Resolvi escrever sobre isso porque meu marido chegou reclamando do mercado ontem. Temos uma sacola grande, de tecido, que levamos sempre que vamos às compras e nesse dia não foi diferente: O Wal saiu de casa com a bendita dobrada debaixo do braço e foi buscar algumas coisas que faltavam para a receita do jantar. Passado um tempo, ele volta: ” – Eu quase saí no tapa com o cara do mercado!!! ele queria, a todo custo, enfiar uma meia dúzia de sacolas de plástico dentro da nossa permanente! tive que discutir para não trazer! não entendo o motivo, eu não ia carregar tudo do mesmo jeito??? No fim das contas, ele acabou cedendo - mas de cara amarrada!”.
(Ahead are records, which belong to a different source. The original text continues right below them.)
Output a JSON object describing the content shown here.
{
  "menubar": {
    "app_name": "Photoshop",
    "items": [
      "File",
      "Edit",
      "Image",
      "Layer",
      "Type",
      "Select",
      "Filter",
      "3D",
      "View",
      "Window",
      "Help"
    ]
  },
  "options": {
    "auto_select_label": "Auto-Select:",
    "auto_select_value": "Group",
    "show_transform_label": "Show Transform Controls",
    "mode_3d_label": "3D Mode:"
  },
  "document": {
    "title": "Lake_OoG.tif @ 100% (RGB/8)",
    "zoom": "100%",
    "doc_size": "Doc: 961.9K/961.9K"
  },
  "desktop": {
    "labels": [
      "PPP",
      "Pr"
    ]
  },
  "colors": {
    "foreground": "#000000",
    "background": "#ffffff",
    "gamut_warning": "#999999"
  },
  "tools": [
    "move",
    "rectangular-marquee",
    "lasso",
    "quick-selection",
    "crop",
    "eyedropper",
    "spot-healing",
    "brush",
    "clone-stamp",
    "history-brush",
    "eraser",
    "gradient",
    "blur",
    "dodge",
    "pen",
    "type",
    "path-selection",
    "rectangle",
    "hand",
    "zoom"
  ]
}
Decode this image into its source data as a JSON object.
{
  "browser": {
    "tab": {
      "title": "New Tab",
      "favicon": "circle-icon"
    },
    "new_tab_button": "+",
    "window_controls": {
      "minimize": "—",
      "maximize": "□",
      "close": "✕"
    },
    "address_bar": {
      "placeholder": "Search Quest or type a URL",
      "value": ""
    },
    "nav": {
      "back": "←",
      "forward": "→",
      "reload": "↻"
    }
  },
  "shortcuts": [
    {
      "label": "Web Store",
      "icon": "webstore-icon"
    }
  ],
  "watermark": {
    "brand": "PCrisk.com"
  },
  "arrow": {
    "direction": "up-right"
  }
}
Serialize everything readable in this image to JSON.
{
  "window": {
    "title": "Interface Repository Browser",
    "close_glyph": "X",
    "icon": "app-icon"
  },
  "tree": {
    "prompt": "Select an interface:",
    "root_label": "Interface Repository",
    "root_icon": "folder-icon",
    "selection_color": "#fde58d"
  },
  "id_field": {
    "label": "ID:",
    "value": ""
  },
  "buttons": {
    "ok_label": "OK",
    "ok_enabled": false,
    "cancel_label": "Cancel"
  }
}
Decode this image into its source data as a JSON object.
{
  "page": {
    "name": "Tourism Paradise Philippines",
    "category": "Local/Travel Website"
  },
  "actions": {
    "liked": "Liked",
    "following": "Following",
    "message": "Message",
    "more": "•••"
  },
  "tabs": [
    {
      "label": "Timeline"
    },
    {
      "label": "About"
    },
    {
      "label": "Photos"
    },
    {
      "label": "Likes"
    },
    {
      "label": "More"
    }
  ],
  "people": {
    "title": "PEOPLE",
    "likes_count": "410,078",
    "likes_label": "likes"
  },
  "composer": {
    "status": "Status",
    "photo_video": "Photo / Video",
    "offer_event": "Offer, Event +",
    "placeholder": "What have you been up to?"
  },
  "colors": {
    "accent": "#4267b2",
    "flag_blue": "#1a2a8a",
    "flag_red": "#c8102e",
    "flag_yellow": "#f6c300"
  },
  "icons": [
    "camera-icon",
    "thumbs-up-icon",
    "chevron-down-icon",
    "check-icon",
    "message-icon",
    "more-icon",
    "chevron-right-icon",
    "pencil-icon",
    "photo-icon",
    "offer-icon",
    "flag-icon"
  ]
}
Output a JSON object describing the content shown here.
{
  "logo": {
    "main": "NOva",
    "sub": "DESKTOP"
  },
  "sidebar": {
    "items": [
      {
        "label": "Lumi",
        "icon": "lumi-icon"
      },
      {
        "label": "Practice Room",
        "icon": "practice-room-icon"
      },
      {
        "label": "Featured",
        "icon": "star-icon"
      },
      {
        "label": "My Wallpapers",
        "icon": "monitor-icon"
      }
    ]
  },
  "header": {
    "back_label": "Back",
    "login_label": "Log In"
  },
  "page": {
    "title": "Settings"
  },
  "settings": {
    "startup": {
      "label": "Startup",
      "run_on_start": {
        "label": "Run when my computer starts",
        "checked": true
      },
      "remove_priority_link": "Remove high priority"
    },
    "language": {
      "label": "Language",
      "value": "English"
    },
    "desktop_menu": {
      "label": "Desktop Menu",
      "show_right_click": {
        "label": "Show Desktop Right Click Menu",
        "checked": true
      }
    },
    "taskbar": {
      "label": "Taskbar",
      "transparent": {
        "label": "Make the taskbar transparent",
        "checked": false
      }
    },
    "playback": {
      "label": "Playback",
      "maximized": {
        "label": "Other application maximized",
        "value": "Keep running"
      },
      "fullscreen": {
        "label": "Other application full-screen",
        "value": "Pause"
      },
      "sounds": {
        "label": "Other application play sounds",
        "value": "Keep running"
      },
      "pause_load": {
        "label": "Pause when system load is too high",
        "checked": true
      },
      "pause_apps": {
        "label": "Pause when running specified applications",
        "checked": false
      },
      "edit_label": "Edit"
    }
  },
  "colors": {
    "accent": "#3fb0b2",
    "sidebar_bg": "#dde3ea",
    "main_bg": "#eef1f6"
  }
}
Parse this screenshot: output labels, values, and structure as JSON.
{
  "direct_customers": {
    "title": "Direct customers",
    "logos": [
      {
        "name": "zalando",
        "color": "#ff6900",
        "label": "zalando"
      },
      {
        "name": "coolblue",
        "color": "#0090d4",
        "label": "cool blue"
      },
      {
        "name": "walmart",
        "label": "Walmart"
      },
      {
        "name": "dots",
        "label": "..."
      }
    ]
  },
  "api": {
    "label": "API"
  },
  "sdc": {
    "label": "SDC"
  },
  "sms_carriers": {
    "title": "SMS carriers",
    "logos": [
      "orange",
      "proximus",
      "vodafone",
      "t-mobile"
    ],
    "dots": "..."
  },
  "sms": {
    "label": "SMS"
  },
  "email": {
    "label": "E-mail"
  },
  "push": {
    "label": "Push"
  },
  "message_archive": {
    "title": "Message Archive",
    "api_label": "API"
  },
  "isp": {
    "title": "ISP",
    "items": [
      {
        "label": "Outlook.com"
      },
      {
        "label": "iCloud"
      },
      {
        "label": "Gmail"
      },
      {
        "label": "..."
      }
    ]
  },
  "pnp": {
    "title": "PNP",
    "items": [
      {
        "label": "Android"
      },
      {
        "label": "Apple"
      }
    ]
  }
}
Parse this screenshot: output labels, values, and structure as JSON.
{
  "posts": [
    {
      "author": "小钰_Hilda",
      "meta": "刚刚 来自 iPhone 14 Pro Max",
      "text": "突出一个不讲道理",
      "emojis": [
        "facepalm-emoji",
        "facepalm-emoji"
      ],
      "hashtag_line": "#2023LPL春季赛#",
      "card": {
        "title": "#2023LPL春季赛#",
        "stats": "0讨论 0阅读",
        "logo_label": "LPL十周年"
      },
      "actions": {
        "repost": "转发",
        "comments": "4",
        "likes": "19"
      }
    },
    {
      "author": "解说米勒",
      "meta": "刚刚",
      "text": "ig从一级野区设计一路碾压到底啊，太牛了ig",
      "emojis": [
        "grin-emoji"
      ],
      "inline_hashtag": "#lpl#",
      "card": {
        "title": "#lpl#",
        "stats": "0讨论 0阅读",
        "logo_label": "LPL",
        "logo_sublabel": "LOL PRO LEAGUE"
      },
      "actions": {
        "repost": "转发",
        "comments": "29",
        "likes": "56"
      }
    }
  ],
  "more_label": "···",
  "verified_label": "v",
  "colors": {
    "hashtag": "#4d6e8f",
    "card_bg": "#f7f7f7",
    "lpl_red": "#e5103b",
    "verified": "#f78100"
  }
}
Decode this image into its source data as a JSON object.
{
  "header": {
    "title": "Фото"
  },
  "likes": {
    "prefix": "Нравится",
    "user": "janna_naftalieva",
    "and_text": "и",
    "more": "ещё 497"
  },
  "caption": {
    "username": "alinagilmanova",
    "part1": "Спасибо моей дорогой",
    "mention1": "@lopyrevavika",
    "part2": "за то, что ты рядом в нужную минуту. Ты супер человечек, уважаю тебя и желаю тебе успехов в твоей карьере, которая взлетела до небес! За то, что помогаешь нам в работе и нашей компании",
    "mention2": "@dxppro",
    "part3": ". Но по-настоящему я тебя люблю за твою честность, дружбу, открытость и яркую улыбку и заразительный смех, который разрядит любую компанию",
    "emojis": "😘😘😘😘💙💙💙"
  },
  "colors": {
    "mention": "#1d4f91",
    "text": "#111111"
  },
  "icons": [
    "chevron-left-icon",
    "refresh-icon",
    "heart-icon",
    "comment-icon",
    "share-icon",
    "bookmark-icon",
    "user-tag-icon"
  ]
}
Por coincidência, ainda ontem, uma amiga querida dos tempos de Rio de Janeiro, Kátia Alves, proprietária do espaço Ponto Org (sobre o qual eu pretendo falar mais um pouco depois), me mandou um e-mail comentando uma reportagem que saiu no jornal O Globo intitulada ”Dores e Delícias de NYC”, onde o jornalista convidado, Felipe Taborda, comenta que “tudo que compramos, consumimos, usamos ou experimentamos vem embrulhado por tantas e desnecessárias embalagens que nos constrangem”. É a mais pura verdade! tudo vem envolvido em plástico, com uma sacola dentro da outra, papel enrolado, laço de fita, etiqueta…enfim, o caos!! Uma das dicas que citei no post “Básico” falava justamente sobre isso: se reduzirmos a quantidade de embalagens que levamos pra casa, ajudamos a diminuir a quantidade de lixo no ambiente!! vamos usar sacolas de tecido, carrinhos de feira e Maxi Bolsas, mulherada!!! por que não?? elas estão SUPER in desde o verão e comportam uma coisinha ou outra que você precise comprar no caminho pra casa. Nada mais chique do que uma mulher consciente.

ps – se trazer a sacola pra casa for realmente necessário, dê preferência para as de papel, uma vez que o plástico demora cerca de 50 anos para ser “digerido” pelo nosso planeta, imagine, 50 ANOS!